Producer only farmers’ markets

What is a Producer-Only Farmers’ Market? It’s a farmers’ market where all members may only offer for sale what they produce themselves. They are not allowed to buy-in items for resale. These markets have adopted stricter standards than the State of Maine minimum of each member being able to sell up to 25% bought-in products.

Generally speaking, small markets in smaller towns are more likely to allow buy-ins by some members than are larger markets in larger towns and cities, although there are certainly exceptions to this. Some markets adopt a producer-only policy at their beginning, while other markets allow some level of buy-ins from day one. Still other markets convert—by way of a membership vote—from allowing buy-ins to being producer-only. This usually happens after a few years of wrestling with the complications and hard feelings that buying-in often brings to meetings and market days.

Here are some of the pros and cons of being a producer-only market:

PROs

  • Shoppers assume that market members are producing what they are offering for sale; shoppers can trust their expectations.
  • It requires less “policing” of what members are selling, since sourcing will only be from the member’s operation.
  • It results in shorter meeting times, since the need to consider what each member is permitted to buy-in is eliminated.
  • It attracts new applicants who produce what’s missing at the market.
  • Markets may emphasize in their promotions that shoppers are buying direct and meeting the producers of their food.
  • There are no conflicts between members who produce an item and those who buy it in for re-sale.
  • There are no “ghost members”, those folks who join the market but never attend, allowing an attending member to sell their products instead.
  • The market is unaffected by whatever percentage the State allows to be bought in.

CONs

  • The market will have more “market voids,” items that are produced locally but aren’t being brought to market because they are not produced by any current member.
  • Uneducated shoppers will be disappointed by not finding what they want at market.
  • Member sales will be lower if they have fewer items to offer for sale.
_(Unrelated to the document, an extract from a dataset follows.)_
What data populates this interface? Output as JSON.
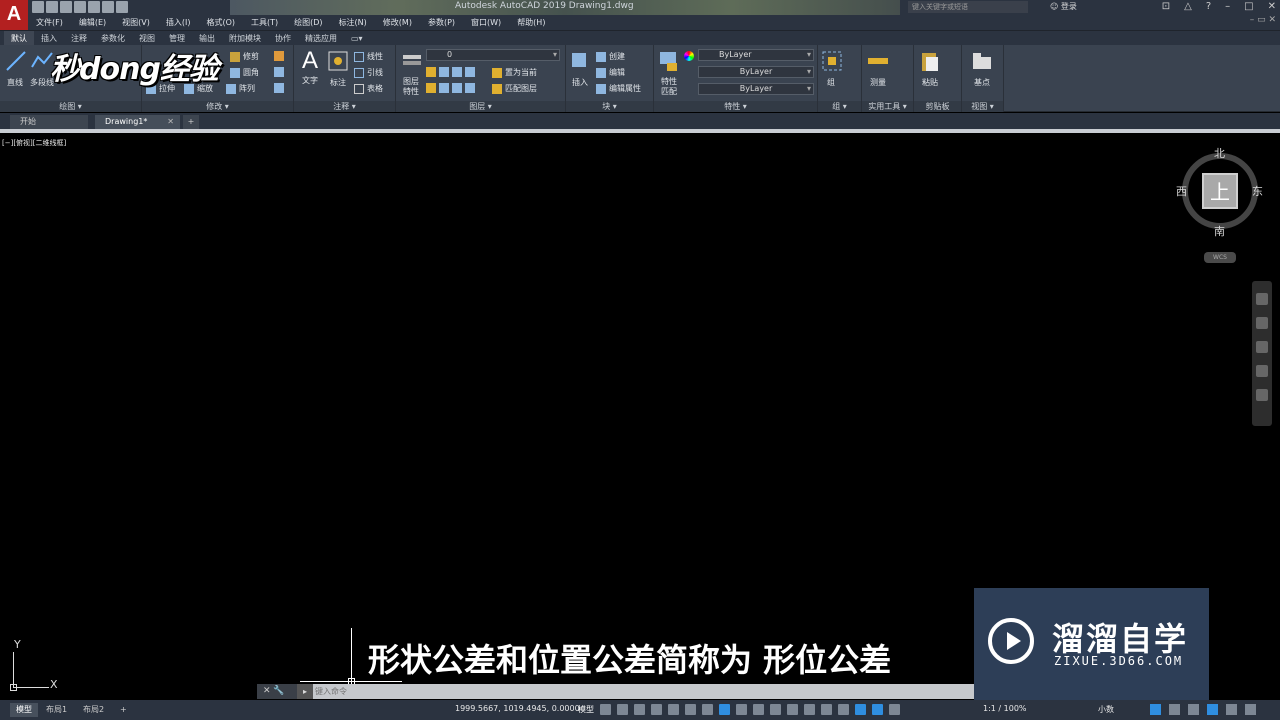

For some members this may mean it is not worth their while to attend market.
  • Non market members have no chance of having their products sold at market.

About Tom Roberts

When I started attending the Brewer Farmers’ Market back in August of 1983, my sole concern was being able to sell the produce my farm was growing at a good price. After attending market for a year or two, I began to realize that how the market was organized had a great impact on my sales. And how the market was organized also influenced how it made decisions about dues, new members, what could be sold at market, and how it promoted itself—and this, too, had an impact on my sales. So I got involved in the market’s steering committee and began to understand how various market members thought the market should operate. Some wanted a market czar, some wanted everyone to be allowed to do their own thing. But everyone seemed to agree that if the market as a whole did well, then so did they.